Step 8: Litigation — When It’s Necessary
Filing a lawsuit doesn’t mean your case is going to trial. Most cases that go to litigation still settle — just at higher values than they would have pre-suit. Litigation enables:
- Depositions of the at-fault driver, witnesses, and the insurer’s representatives
- Written discovery (interrogatories and requests for production) that surfaces documents the insurer wouldn’t voluntarily produce
- Expert witness designations that formalize the technical analysis
- Mediation — a structured negotiation with a neutral mediator that resolves many cases
Kentucky’s civil procedure deadlines matter. The statute of limitations for most personal injury claims is two years from the date of injury — or from the date of the last PIP payment in motor vehicle cases. See our Kentucky statute of limitations page for a full breakdown. Missing this deadline permanently bars your claim.
Kentucky follows pure comparative fault under KRS 411.182. Your compensation is reduced by your percentage of fault — but you can recover even if you were partly responsible. Insurance companies aggressively try to inflate your fault percentage to reduce their payout. The stronger your evidence and preparation, the harder it is for them to do that.
Frequently Asked Questions
How long does a Kentucky personal injury claim take to resolve?
It varies widely depending on injury severity, the clarity of liability, and the insurer’s willingness to negotiate. Simple cases with clear liability and relatively minor injuries can resolve in three to six months. Serious cases with disputed liability, catastrophic injuries, or large damages — especially those that require litigation — often take one to three years. Cases that go to trial can take longer. Rushing a settlement to get a faster resolution almost always results in less money.
What is “maximum medical improvement” and why does it matter?
Maximum medical improvement (MMI) is the point at which your injuries have stabilized to the extent that further recovery is unlikely. In most cases, it’s best to wait until MMI — or until future medical needs are well-documented — before finalizing a settlement. Settling before MMI risks undervaluing future medical costs, since you may not yet know the full extent of surgeries, therapy, or ongoing care you’ll need.
What if the at-fault driver had no insurance?

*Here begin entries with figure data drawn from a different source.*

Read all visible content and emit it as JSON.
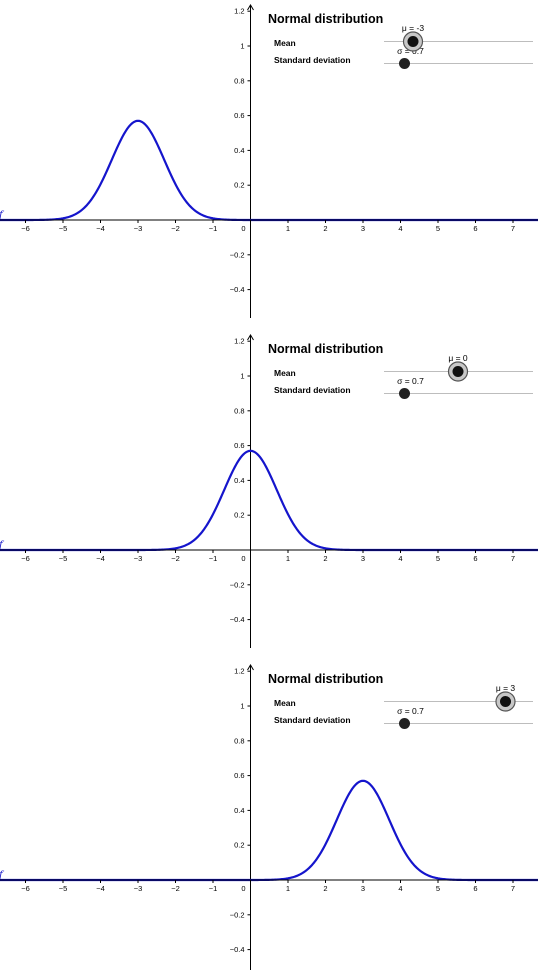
{
  "chart_data": [
    {
      "type": "line",
      "title": "Normal distribution",
      "xlabel": "",
      "ylabel": "",
      "xlim": [
        -6.9,
        7.7
      ],
      "ylim": [
        -0.5,
        1.25
      ],
      "x_ticks": [
        -6,
        -5,
        -4,
        -3,
        -2,
        -1,
        0,
        1,
        2,
        3,
        4,
        5,
        6,
        7
      ],
      "y_ticks": [
        -0.4,
        -0.2,
        0.2,
        0.4,
        0.6,
        0.8,
        1,
        1.2
      ],
      "sliders": [
        {
          "label": "Mean",
          "value_text": "μ = -3",
          "value": -3,
          "min": -7,
          "max": 7
        },
        {
          "label": "Standard deviation",
          "value_text": "σ = 0.7",
          "value": 0.7
        }
      ],
      "series": [
        {
          "mu": -3,
          "sigma": 0.7,
          "peak": 0.57,
          "color": "#1515cc"
        }
      ],
      "grid": false
    },
    {
      "type": "line",
      "title": "Normal distribution",
      "xlabel": "",
      "ylabel": "",
      "xlim": [
        -6.9,
        7.7
      ],
      "ylim": [
        -0.5,
        1.25
      ],
      "x_ticks": [
        -6,
        -5,
        -4,
        -3,
        -2,
        -1,
        0,
        1,
        2,
        3,
        4,
        5,
        6,
        7
      ],
      "y_ticks": [
        -0.4,
        -0.2,
        0.2,
        0.4,
        0.6,
        0.8,
        1,
        1.2
      ],
      "sliders": [
        {
          "label": "Mean",
          "value_text": "μ = 0",
          "value": 0,
          "min": -7,
          "max": 7
        },
        {
          "label": "Standard deviation",
          "value_text": "σ = 0.7",
          "value": 0.7
        }
      ],
      "series": [
        {
          "mu": 0,
          "sigma": 0.7,
          "peak": 0.57,
          "color": "#1515cc"
        }
      ],
      "grid": false
    },
    {
      "type": "line",
      "title": "Normal distribution",
      "xlabel": "",
      "ylabel": "",
      "xlim": [
        -6.9,
        7.7
      ],
      "ylim": [
        -0.5,
        1.25
      ],
      "x_ticks": [
        -6,
        -5,
        -4,
        -3,
        -2,
        -1,
        0,
        1,
        2,
        3,
        4,
        5,
        6,
        7
      ],
      "y_ticks": [
        -0.4,
        -0.2,
        0.2,
        0.4,
        0.6,
        0.8,
        1,
        1.2
      ],
      "sliders": [
        {
          "label": "Mean",
          "value_text": "μ = 3",
          "value": 3,
          "min": -7,
          "max": 7
        },
        {
          "label": "Standard deviation",
          "value_text": "σ = 0.7",
          "value": 0.7
        }
      ],
      "series": [
        {
          "mu": 3,
          "sigma": 0.7,
          "peak": 0.57,
          "color": "#1515cc"
        }
      ],
      "grid": false
    }
  ],
  "axis_name": "f"
}
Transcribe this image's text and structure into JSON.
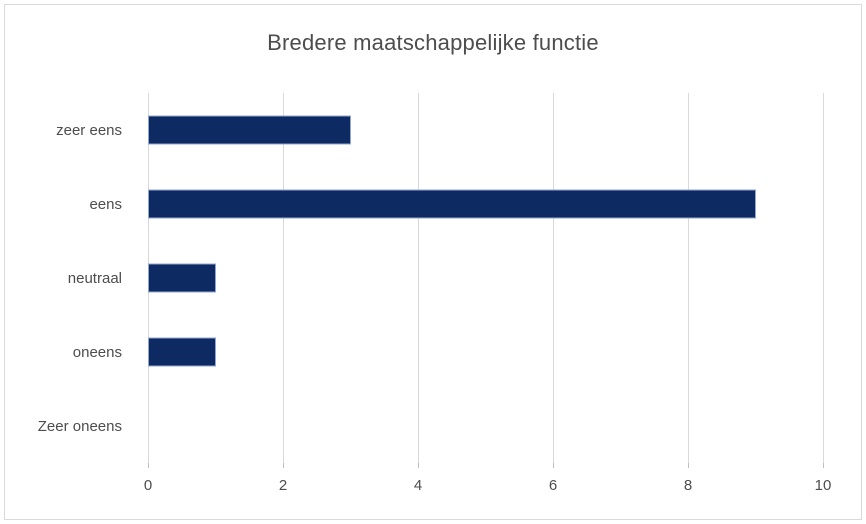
{
  "title": "Bredere maatschappelijke functie",
  "colors": {
    "bar_fill": "#0d2a63",
    "bar_border": "#93a5ce",
    "gridline": "#d9d9d9",
    "tick_mark": "#bfbfbf",
    "text": "#4d4d4d",
    "chart_border": "#d9d9d9",
    "background": "#ffffff"
  },
  "chart_data": {
    "type": "bar",
    "orientation": "horizontal",
    "title": "Bredere maatschappelijke functie",
    "categories": [
      "zeer eens",
      "eens",
      "neutraal",
      "oneens",
      "Zeer oneens"
    ],
    "values": [
      3,
      9,
      1,
      1,
      0
    ],
    "xlabel": "",
    "ylabel": "",
    "xlim": [
      0,
      10
    ],
    "xticks": [
      0,
      2,
      4,
      6,
      8,
      10
    ],
    "grid": true,
    "legend": false
  }
}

If the at-fault driver was uninsured, your own uninsured motorist (UM) coverage under your Kentucky auto policy provides the primary recovery. Kentucky requires all auto insurers to offer UM/UIM coverage, though it can be waived in writing. If you also have underinsured motorist (UIM) coverage and the at-fault driver’s limits were insufficient, UIM provides an additional layer of protection. In truck cases, there are often multiple carriers and policies to pursue beyond the driver’s personal insurance.
Can I handle my own personal injury claim in Kentucky?
You can — but the data consistently shows that represented claimants recover significantly more, even after attorney fees. Insurance companies employ trained adjusters and, in contested cases, defense attorneys. They know the process better than most individuals. What they don’t know is whether your attorney is prepared to litigate. When an insurer knows you’re represented by an attorney with a demonstrated track record, their settlement offers reflect that. Hiring counsel costs nothing upfront with a contingency arrangement.
What’s the difference between a settlement and a verdict?
A settlement is a voluntary agreement between the parties to resolve the case for an agreed amount. A verdict is a court’s determination after trial. Settlements are private and finalized when you sign a release. Verdicts are public and can be appealed. Most cases settle because trial carries risk and cost for both sides. The threat of trial — supported by strong evidence and prepared attorneys — is what drives insurance companies to settle at full value.